Hi. What I meant are more general approaches that can be taken rather than optimizations. With the implementation I presented I only just explored what can be easily improved without moving too much things around. Still, it doesn't address many current issues. For example, memory usages has been mentioned. Now, the IR still keeps the whole code of a module in memory at once, so, while not without some pain, the footprint can probably be reduced by a few, maybe a few dozen percent, but not more. To actually make a difference IR has to be somehow sliced and processed in chunks. Secondly, while I reduced it quite a bit, still the most time is spent on searching the tree for an opportunity for transformation, rather than doing it (except for inlining), likely also because of data locality. It, along with optimizing for code cache would be a broad topic, but it can be improved upon by, from e.g. replacing the by class with by feature cache, to preventing each phase from traversing whole tree, to specifically applying code on data that is already local. Then comes multithreading - it is even harder, if not impossible to do with what I changed, but it has a strong potential to come quite naturally along with some other approach to lowering. Then, not the least important, comes an integration with outside world. Wow, that's long.

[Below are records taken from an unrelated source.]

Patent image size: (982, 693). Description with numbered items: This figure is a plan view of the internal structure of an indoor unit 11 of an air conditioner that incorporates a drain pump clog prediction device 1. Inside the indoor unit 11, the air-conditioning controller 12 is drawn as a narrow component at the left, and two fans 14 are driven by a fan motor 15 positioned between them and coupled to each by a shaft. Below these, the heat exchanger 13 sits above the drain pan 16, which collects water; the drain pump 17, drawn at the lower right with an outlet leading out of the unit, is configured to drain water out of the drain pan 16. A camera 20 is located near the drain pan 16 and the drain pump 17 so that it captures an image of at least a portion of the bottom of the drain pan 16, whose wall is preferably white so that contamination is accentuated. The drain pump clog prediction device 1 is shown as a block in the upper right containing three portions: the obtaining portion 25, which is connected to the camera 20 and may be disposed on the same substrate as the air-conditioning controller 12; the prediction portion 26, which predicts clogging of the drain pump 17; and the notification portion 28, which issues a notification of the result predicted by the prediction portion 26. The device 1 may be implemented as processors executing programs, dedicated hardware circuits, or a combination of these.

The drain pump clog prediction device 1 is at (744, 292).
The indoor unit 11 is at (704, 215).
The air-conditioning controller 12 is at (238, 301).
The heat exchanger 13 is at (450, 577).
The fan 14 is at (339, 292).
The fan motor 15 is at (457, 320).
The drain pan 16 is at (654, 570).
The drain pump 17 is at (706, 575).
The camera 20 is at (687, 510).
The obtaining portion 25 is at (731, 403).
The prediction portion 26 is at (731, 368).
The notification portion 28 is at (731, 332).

I would even suggest that importing just these changes I sent as they are is not even worth it, at least not without first considering those new ways, lest to rewrite everything twice. I also think I'd be better to do something like has been done with FIR, to fork the backend code and keep both implementations for a while, so that more experiments can be made without affecting the existing code.
I have more concreate ideas how it can be done and, as discussed with @Ilmir Usmanov [JB], I might have a chance to discuss or implement it further.